Post
Topic
Board Speculation
correction of urban legends and misinformation about “10 minutes”
by
death_wish
on 01/07/2022, 05:07:04 UTC
There is no excuse for spreading wrong information and urban legends.

No, I am not trying to be persnickety.  The Bitcoinland urban legend of “blocks take about 10 minutes” is Gambler’s Fallacy:  A practical expectation that you are “due” for a win based on a statistical average.

[...]

Technically.....   D_W says


Fuck technically!!!

You got it backwards.  You are hypertechnically (and incorrectly) seizing onto a number that has theoretical significance, but no practical significance to the ordinary user.  The 10-minute average is a practically useless number to most people.  It does not matter to everyday usage of Bitcoin.

Yeah.. maybe it matters for a miner.. or for someone in a hurry transacting a $1 million transaction.. but most people only need to know that bitcoin workie workie works.. and it continues to work... and workie workie, too

Bitcoin works.  People are confused by the misinformation of “about 10 minutes”.  It makes them upset.  It makes them wonder if Bitcoin is broken, when they get hit with occasional hour-long confirmation times.  Then, they go to faux-decentralized, lower-security shitcoins that promise “instant finality blah blah blah”.

Moreover, you are wrong about the $1 million transaction.  Anyone transacting for $1 million in value probably wants more than one confirmation.  The more confirmations you wait, the more relevant the 10-minute average becomes.  If you wait six confirmations, it will more likely take closer to 60 minutes than a single confirmation is to take “about 10 minutes”.  That is how averages work!  It is why Bitcoin’s targeting algorithm works:  It targets an average over many blocks.
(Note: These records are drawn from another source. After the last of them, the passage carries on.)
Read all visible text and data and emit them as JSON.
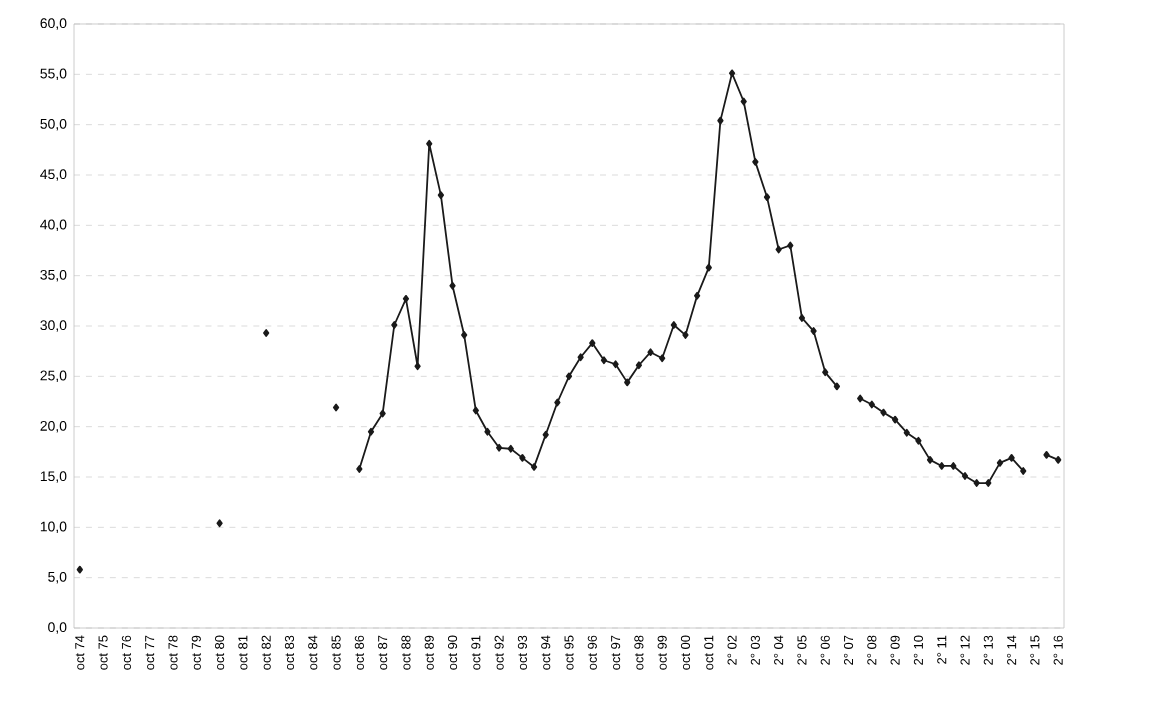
{
  "chart_data": {
    "type": "line",
    "categories": [
      "oct 74",
      null,
      "oct 75",
      null,
      "oct 76",
      null,
      "oct 77",
      null,
      "oct 78",
      null,
      "oct 79",
      null,
      "oct 80",
      null,
      "oct 81",
      null,
      "oct 82",
      null,
      "oct 83",
      null,
      "oct 84",
      null,
      "oct 85",
      null,
      "oct 86",
      null,
      "oct 87",
      null,
      "oct 88",
      null,
      "oct 89",
      null,
      "oct 90",
      null,
      "oct 91",
      null,
      "oct 92",
      null,
      "oct 93",
      null,
      "oct 94",
      null,
      "oct 95",
      null,
      "oct 96",
      null,
      "oct 97",
      null,
      "oct 98",
      null,
      "oct 99",
      null,
      "oct 00",
      null,
      "oct 01",
      null,
      "2° 02",
      null,
      "2° 03",
      null,
      "2° 04",
      null,
      "2° 05",
      null,
      "2° 06",
      null,
      "2° 07",
      null,
      "2° 08",
      null,
      "2° 09",
      null,
      "2° 10",
      null,
      "2° 11",
      null,
      "2° 12",
      null,
      "2° 13",
      null,
      "2° 14",
      null,
      "2° 15",
      null,
      "2° 16"
    ],
    "series": [
      {
        "color": "#1a1a1a",
        "values": [
          5.8,
          null,
          null,
          null,
          null,
          null,
          null,
          null,
          null,
          null,
          null,
          null,
          10.4,
          null,
          null,
          null,
          29.3,
          null,
          null,
          null,
          null,
          null,
          21.9,
          null,
          15.8,
          19.5,
          21.3,
          30.1,
          32.7,
          26.0,
          48.1,
          43.0,
          34.0,
          29.1,
          21.6,
          19.5,
          17.9,
          17.8,
          16.9,
          16.0,
          19.2,
          22.4,
          25.0,
          26.9,
          28.3,
          26.6,
          26.2,
          24.4,
          26.1,
          27.4,
          26.8,
          30.1,
          29.1,
          33.0,
          35.8,
          50.4,
          55.1,
          52.3,
          46.3,
          42.8,
          37.6,
          38.0,
          30.8,
          29.5,
          25.4,
          24.0,
          null,
          22.8,
          22.2,
          21.4,
          20.7,
          19.4,
          18.6,
          16.7,
          16.1,
          16.1,
          15.1,
          14.4,
          14.4,
          16.4,
          16.9,
          15.6,
          null,
          17.2,
          16.7
        ]
      }
    ],
    "ylim": [
      0,
      60
    ],
    "yticks": [
      {
        "value": 0,
        "label": "0,0"
      },
      {
        "value": 5,
        "label": "5,0"
      },
      {
        "value": 10,
        "label": "10,0"
      },
      {
        "value": 15,
        "label": "15,0"
      },
      {
        "value": 20,
        "label": "20,0"
      },
      {
        "value": 25,
        "label": "25,0"
      },
      {
        "value": 30,
        "label": "30,0"
      },
      {
        "value": 35,
        "label": "35,0"
      },
      {
        "value": 40,
        "label": "40,0"
      },
      {
        "value": 45,
        "label": "45,0"
      },
      {
        "value": 50,
        "label": "50,0"
      },
      {
        "value": 55,
        "label": "55,0"
      },
      {
        "value": 60,
        "label": "60,0"
      }
    ],
    "grid": "y",
    "marker": "diamond",
    "line_style": "solid"
  }
}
Please open up your desktop calculator, play around with the CDF and PDF of the exponential distribution with λ = 0.1 (or λ = 1/600 if you are measuring in seconds), and get a feel for the extraordinary shape of a curve that defies human intuition.  You will soon be appalled at just how useless the 10-minute average is for ordinary, everyday usage.



Technical misinformation should always be corrected.  The notion that “a block takes about 10 minutes” is an urban legend.  It is counterproductive.  It is confusing to users in everyday real-life practical scenarios.  Please stop spreading it.